KEY POINTS:
My council colleague Colleen Brown (Perspectives, May 15) rightly expresses outrage and indignation at a topless bar in Manurewa. As a politician she is representing a community that is suffering the severe consequences of rising living costs, structural poverty and creaking infrastructure. She chose this issue, of all issues, to rediscover her voice.
I, too, have visited that topless bar. Unlike Brown, I have no intention of giving that establishment thousands of dollars worth of free publicity. Instead I would sooner try to address the planning rules that allow such businesses to be established in Manukau City.
The topless bar survives on alcohol sales, not boobs. From 2001 to 2006 (which corresponds with Brown's first five years on the Manukau City Council), the number of on-licence (pubs and bars) and off-licence (bottle shops) liquor retail outlets in Manukau City increased from 375 to 455.
That 20 per cent increase represents a failure to respond to the community's call to change the planning and licensing rules that allow topless bars to become established.
Brown said she has "heard back very clearly from [her] community".
Really? Since when? Was she listening in 2001? Did she hear anything in 2006? Apparently not.
Politicians look opportunistic when they express indignation in response to problems they helped create. After all those years on council; after all the submissions and letters; after witnessing the decline in community standards, it is unacceptable to pull down a community that she helped create.
Fortunately for Manukau City, another one of our civic leaders, George Hawkins MP, has introduced a bill to amend the Sale of Liquor Act 1989. That bill would give local people more power to object to the licensing and operation of pubs, bars and bottle shops in their community.
Having lobbied Hawkins to introduce such a bill, I am hopeful Parliament will take the matter up and give it the urgency it deserves.
Brown needs to work with me to change Manukau City Council's District Plan. We need to move from the permissive plan that allows topless drinking bars to a prescriptive regulatory document that places controls on such commercial operators.
It is neither legal nor appropriate to confiscate existing use rights or property rights.
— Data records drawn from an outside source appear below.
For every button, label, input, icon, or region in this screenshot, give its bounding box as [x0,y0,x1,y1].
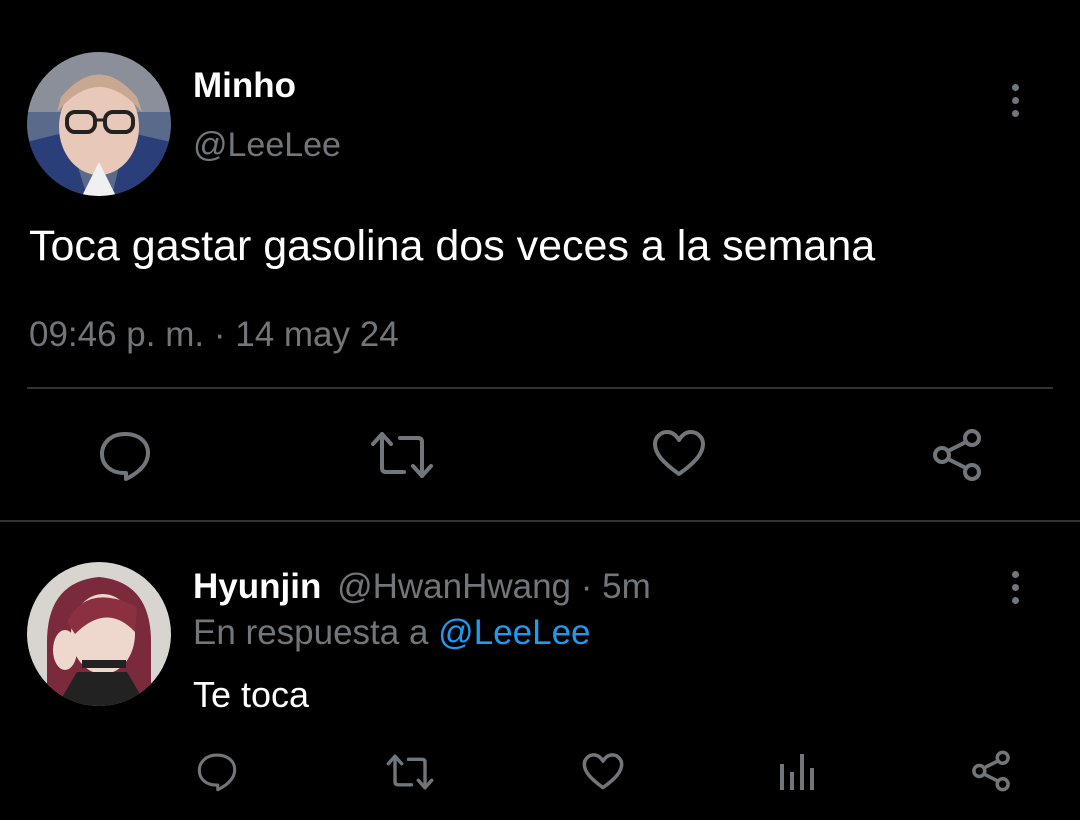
like-icon[interactable] [582,753,624,791]
author-name[interactable]: Minho [193,66,296,106]
reply-icon[interactable] [98,430,152,482]
timestamp-separator: · [213,315,226,354]
in-reply-to: En respuesta a @LeeLee [193,613,591,653]
retweet-icon[interactable] [370,430,434,480]
author-handle[interactable]: @LeeLee [193,126,341,165]
tweet-timestamp: 09:46 p. m. · 14 may 24 [29,315,399,355]
tweet-text: Toca gastar gasolina dos veces a la sema… [29,222,876,270]
reply-author-avatar[interactable] [27,562,171,706]
reply-author-name[interactable]: Hyunjin [193,567,321,606]
author-avatar[interactable] [27,52,171,196]
reply-age: 5m [602,567,651,606]
share-icon[interactable] [930,428,984,482]
like-icon[interactable] [652,430,706,478]
reply-icon[interactable] [196,752,238,792]
more-options-icon[interactable] [1012,84,1019,117]
in-reply-prefix: En respuesta a [193,613,429,652]
reply-text: Te toca [193,674,310,715]
in-reply-handle-link[interactable]: @LeeLee [438,613,590,652]
tweet-time: 09:46 p. m. [29,315,205,354]
reply-header: Hyunjin @HwanHwang · 5m [193,567,651,607]
reply-more-options-icon[interactable] [1012,571,1019,604]
divider [27,387,1053,389]
tweet-date: 14 may 24 [235,315,399,354]
reply-author-handle[interactable]: @HwanHwang [337,567,571,606]
reply-separator: · [580,567,593,606]
retweet-icon[interactable] [386,753,434,791]
divider [0,520,1080,522]
analytics-icon[interactable] [778,752,816,792]
share-icon[interactable] [970,750,1012,792]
But empowering our community and redesigning how businesspeople ply their trade in communities such as Manurewa, we have an opportunity to reverse the slide towards minimal community standards.
I hope that no community shares the experience of Manurewa, where long-serving city councillors have failed to challenge the skyrocketing number of liquor licences. But to prevent a fate similar to that of a community in Manukau City, people need to instil in their community leaders the knowledge to make real and positive changes.
* Daniel Newman is a Manukau City councillor, representing the Manurewa Ward.